International Development: The Role of Fiction in Training and Public Awareness

The effort by industrialised countries to assist in the development of newly independent and less advanced countries has now been underway for half a century. Much has been learned that will be of use to future technical experts and consultants with an ambition to work in this field, and universities in the USA, UK and elsewhere have set up training courses to prepare these people for the task ahead. Most of the materials used on these courses are dry technical reports that impart the facts but do not always convey the human interest. Here is where fiction written against an accurate technical and historical background has much to offer in sweetening the pill of studying and conveying the total human milieu in which socio-economic progress must be achieved. Fiction can also serve a purpose in providing the layperson and general reader, whose taxes and charitable donations fund the work, but who does not read the technical reports, with a palatable insight into the vast field of international development.

Perhaps the most important contribution that fiction can make to training for development is to help keep the effort people-centred. Projects are undertaken by people, for people, and each individual person has their own personal hopes and fears and also reflects to a greater or lesser extent the wider traditional and cultural attitudes of their extended family and ethnic community. In using fictional characters a novel can paint a colourful ‘warts and all’ picture that cannot be clearly presented in the monochrome language of an official document.

Projects succeed or fail to the extent that they win the committed support of the intended beneficiaries; this is the only way of guaranteeing the continuation of the innovation after the international impulse has been expended. Success comes as much from anticipating the effect of negative characteristics as from engaging the positive attributes of both project workers and the target community. In communities that have experienced decades of failed projects, there has evolved an underground culture that seeks to subvert, for the immediate benefit of a chosen few, the next foreign-funded project to come their way. It is important to design projects that harmonise with people’s real needs, and so recruit the goodwill of the many to defeat the manipulations of the few. The necessary lessons can be learned only from a complete analysis of past experience and the results can be more fully presented in fiction than in a purely factual review.

The value of imagination in fiction writing should not be overlooked. Formal reporting records only what has happened and seldom speculates about what might have happened. The fiction writer can range freely over the field of possibilities, weaving unlikely scenarios and warning of unforeseen hazards as well as opportunities. This can help the development worker to be alive to the unexpected and to gain that degree of lateral thinking and flexibility of mind that yields great dividends in this field of work.

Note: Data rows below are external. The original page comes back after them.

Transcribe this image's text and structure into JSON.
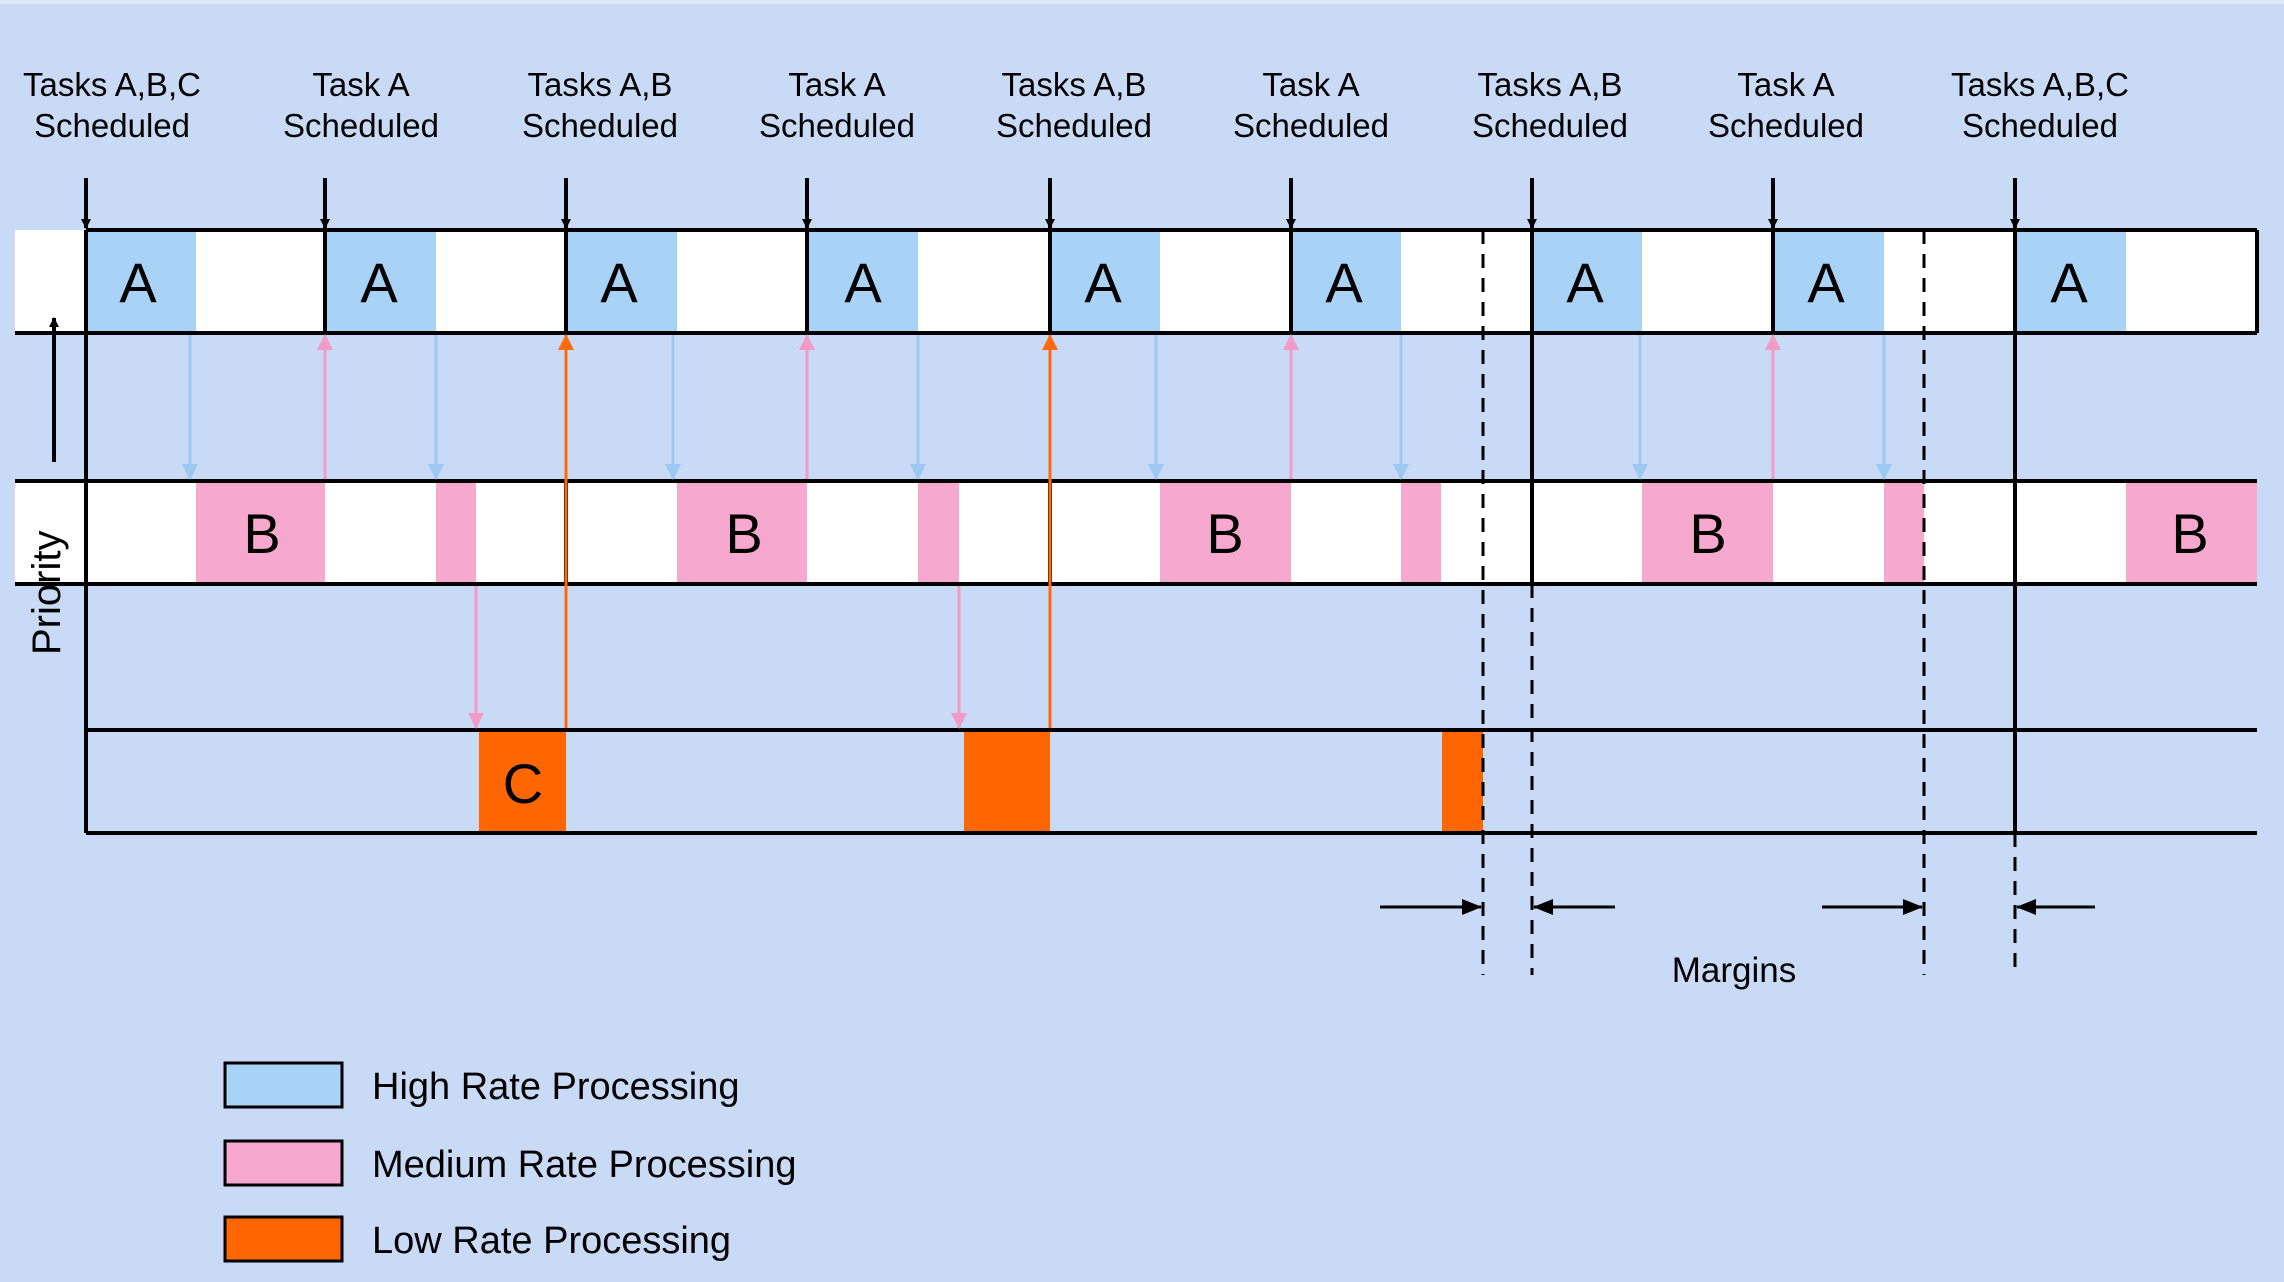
{
  "schedule_events": [
    {
      "line1": "Tasks A,B,C",
      "line2": "Scheduled"
    },
    {
      "line1": "Task A",
      "line2": "Scheduled"
    },
    {
      "line1": "Tasks A,B",
      "line2": "Scheduled"
    },
    {
      "line1": "Task A",
      "line2": "Scheduled"
    },
    {
      "line1": "Tasks A,B",
      "line2": "Scheduled"
    },
    {
      "line1": "Task A",
      "line2": "Scheduled"
    },
    {
      "line1": "Tasks A,B",
      "line2": "Scheduled"
    },
    {
      "line1": "Task A",
      "line2": "Scheduled"
    },
    {
      "line1": "Tasks A,B,C",
      "line2": "Scheduled"
    }
  ],
  "lanes": {
    "high": {
      "block_label": "A"
    },
    "medium": {
      "block_label": "B"
    },
    "low": {
      "block_label": "C"
    }
  },
  "axis": {
    "priority_label": "Priority"
  },
  "margins": {
    "label": "Margins"
  },
  "legend": [
    {
      "label": "High Rate Processing",
      "color": "#a9d2f7"
    },
    {
      "label": "Medium Rate Processing",
      "color": "#f7a8cf"
    },
    {
      "label": "Low Rate Processing",
      "color": "#ff6600"
    }
  ],
  "colors": {
    "high_block": "#a9d2f7",
    "medium_block": "#f7a8cf",
    "low_block": "#ff6600",
    "background": "#c9daf7",
    "lane_fill": "#ffffff",
    "high_arrow": "#9cc8f2",
    "medium_arrow": "#f29bc6",
    "low_arrow": "#ff6a0a"
  }
}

International development agencies sometimes commission reviews or meta-analyses of numerous projects in selected areas such as health, agriculture or small and medium enterprises (SME). Such studies must usually be limited in technical range, time scale or geographical extent. They may be comprehensive, detailed and statistically significant but difficult to read in full and often only perused in abstract and conclusions. Fictional accounts, on the other hand, need observe no constraints on technical topic, space or time, and can use variety and anecdote to enrich the text. Also, by introducing a human interest story they draw the reader on and by this means impart much more of the ambience of the real human and physical environment.

Some teachers may argue that all the instructional material that is needed is contained in strictly factual technical reports and it is true that under the threat of failure of examinations students can be forced to read almost anything. On the other hand the history of the industrial revolution in England, for example, has shown that fiction can be very effective in exposing exploitation and changing human attitudes. Today, the frontiers of the war on poverty have moved to the developing countries where fiction in a true developmental setting can offer painless instruction to the student and an adventure in an unfamiliar world to the inquiring lay reader.

Laypeople in all advanced countries become anxious from time to time to know what their tax dollars, euros and pounds, as well as their charitable donations, have realised in terms of helping poor people in poor countries. It is often suspected that there is much waste due to inefficiency and corruption and people are frustrated that after many years of effort there are still countries where little seems to have been achieved. At the same time the layperson often has little or no knowledge of either the challenges or successes of past efforts. Fictional accounts of real development project experience can help to keep laypersons better informed, increasing interest and gaining more support for the work of the experts.